また、スナイダーは「サド・ポピュリズム(政治的なサディズム)」という政治的な罠について論じています。現代の新自由主義的なシステムが意図的に大衆に苦痛を与え、その苦痛をエネルギーとして少数派への憎悪を煽り、さらなる権力集中を図るという循環構造にあります。1970年代以降、特にサッチャー/レーガン時代から本格化した新自由主義プロジェクトは、「成功する自由」を謳い文句にしていましたが、実際には超富裕層が法を自分たちの意のままに作り変える新封建制でした。オリガルヒ(寡頭支配者)たちは、社会的分断と憎悪を利用して自らの富と権力を増大させ続け、それが人類文明の存続自体を脅かしていると主張しています。
第四の「事実性」と第五の「連帯」は成長した大人の自由です。「事実性」はフェイクニュースに代表されるデジタル時代における真実の危機に呼応しています。事実に基づいた判断ができるのが自由。スナイダーは真実と事実に対する共有されたコミットメントが自由の基盤だと指摘します。共通の現実認識がなければ、意味のある議論や意思決定が困難できない。事実を尊重する姿勢が、自由を支える土台となる。そして、真の自由には「連帯」が必要だとスナイダーは主張します。他者とのつながりや協力を通じて、自由は個人だけでなく、共同体全体で支えられるもの。
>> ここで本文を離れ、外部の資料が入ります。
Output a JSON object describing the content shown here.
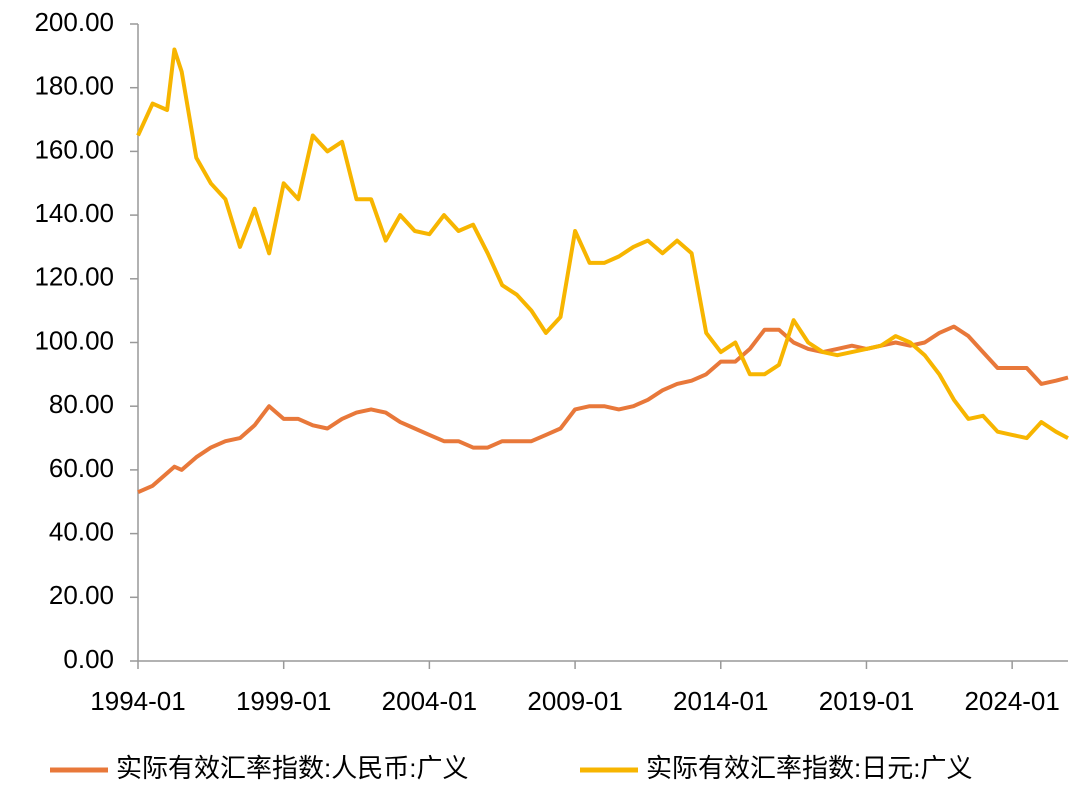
{
  "chart_data": {
    "type": "line",
    "x": [
      "1994-01",
      "1994-07",
      "1995-01",
      "1995-04",
      "1995-07",
      "1996-01",
      "1996-07",
      "1997-01",
      "1997-07",
      "1998-01",
      "1998-07",
      "1999-01",
      "1999-07",
      "2000-01",
      "2000-07",
      "2001-01",
      "2001-07",
      "2002-01",
      "2002-07",
      "2003-01",
      "2003-07",
      "2004-01",
      "2004-07",
      "2005-01",
      "2005-07",
      "2006-01",
      "2006-07",
      "2007-01",
      "2007-07",
      "2008-01",
      "2008-07",
      "2009-01",
      "2009-07",
      "2010-01",
      "2010-07",
      "2011-01",
      "2011-07",
      "2012-01",
      "2012-07",
      "2013-01",
      "2013-07",
      "2014-01",
      "2014-07",
      "2015-01",
      "2015-07",
      "2016-01",
      "2016-07",
      "2017-01",
      "2017-07",
      "2018-01",
      "2018-07",
      "2019-01",
      "2019-07",
      "2020-01",
      "2020-07",
      "2021-01",
      "2021-07",
      "2022-01",
      "2022-07",
      "2023-01",
      "2023-07",
      "2024-01",
      "2024-07",
      "2025-01",
      "2025-07",
      "2025-12"
    ],
    "series": [
      {
        "name": "实际有效汇率指数:人民币:广义",
        "color": "#e8783a",
        "values": [
          53,
          55,
          59,
          61,
          60,
          64,
          67,
          69,
          70,
          74,
          80,
          76,
          76,
          74,
          73,
          76,
          78,
          79,
          78,
          75,
          73,
          71,
          69,
          69,
          67,
          67,
          69,
          69,
          69,
          71,
          73,
          79,
          80,
          80,
          79,
          80,
          82,
          85,
          87,
          88,
          90,
          94,
          94,
          98,
          104,
          104,
          100,
          98,
          97,
          98,
          99,
          98,
          99,
          100,
          99,
          100,
          103,
          105,
          102,
          97,
          92,
          92,
          92,
          87,
          88,
          89
        ]
      },
      {
        "name": "实际有效汇率指数:日元:广义",
        "color": "#f7b500",
        "values": [
          165,
          175,
          173,
          192,
          185,
          158,
          150,
          145,
          130,
          142,
          128,
          150,
          145,
          165,
          160,
          163,
          145,
          145,
          132,
          140,
          135,
          134,
          140,
          135,
          137,
          128,
          118,
          115,
          110,
          103,
          108,
          135,
          125,
          125,
          127,
          130,
          132,
          128,
          132,
          128,
          103,
          97,
          100,
          90,
          90,
          93,
          107,
          100,
          97,
          96,
          97,
          98,
          99,
          102,
          100,
          96,
          90,
          82,
          76,
          77,
          72,
          71,
          70,
          75,
          72,
          70
        ]
      }
    ],
    "xlim": [
      "1994-01",
      "2025-12"
    ],
    "xticks": [
      "1994-01",
      "1999-01",
      "2004-01",
      "2009-01",
      "2014-01",
      "2019-01",
      "2024-01"
    ],
    "ylim": [
      0,
      200
    ],
    "yticks": [
      {
        "value": 0,
        "label": "0.00"
      },
      {
        "value": 20,
        "label": "20.00"
      },
      {
        "value": 40,
        "label": "40.00"
      },
      {
        "value": 60,
        "label": "60.00"
      },
      {
        "value": 80,
        "label": "80.00"
      },
      {
        "value": 100,
        "label": "100.00"
      },
      {
        "value": 120,
        "label": "120.00"
      },
      {
        "value": 140,
        "label": "140.00"
      },
      {
        "value": 160,
        "label": "160.00"
      },
      {
        "value": 180,
        "label": "180.00"
      },
      {
        "value": 200,
        "label": "200.00"
      }
    ]
  }
}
個人の自由はしばしば他者の幸福や権利と絡み合っている。連帯はこれを実現するための重要な要素です。
また、「連帯」にかんして新自由主義の危険性を改めて指摘します。市場至上主義の新自由主義は時として人間の自由より市場の自由がより大事なものと考える。人間が市場における自由な商品の流通の妨げになるのであれば、人間は取り除くべき障害となる。
このように5つの自由の要素を定義したうえで、政府の役割に踏み込んでいきます。スナイダーは良き政府とは自由の障害物ではなく、むしろ自由を可能にする条件の創出者だと言います。「主権」の自由を持つ私たちは得た知識の中で選択ができる。「予測不可能性」の自由を持つ私たちは、予測ができないため操作されない。「移動性」をつ私たちは将来のあるべき姿を求めることができる。「事実性」の自由を持つ私たちは事実に基づいて判断することができ、「連帯」の自由を持つ私たちは他人の自由を理解することができる。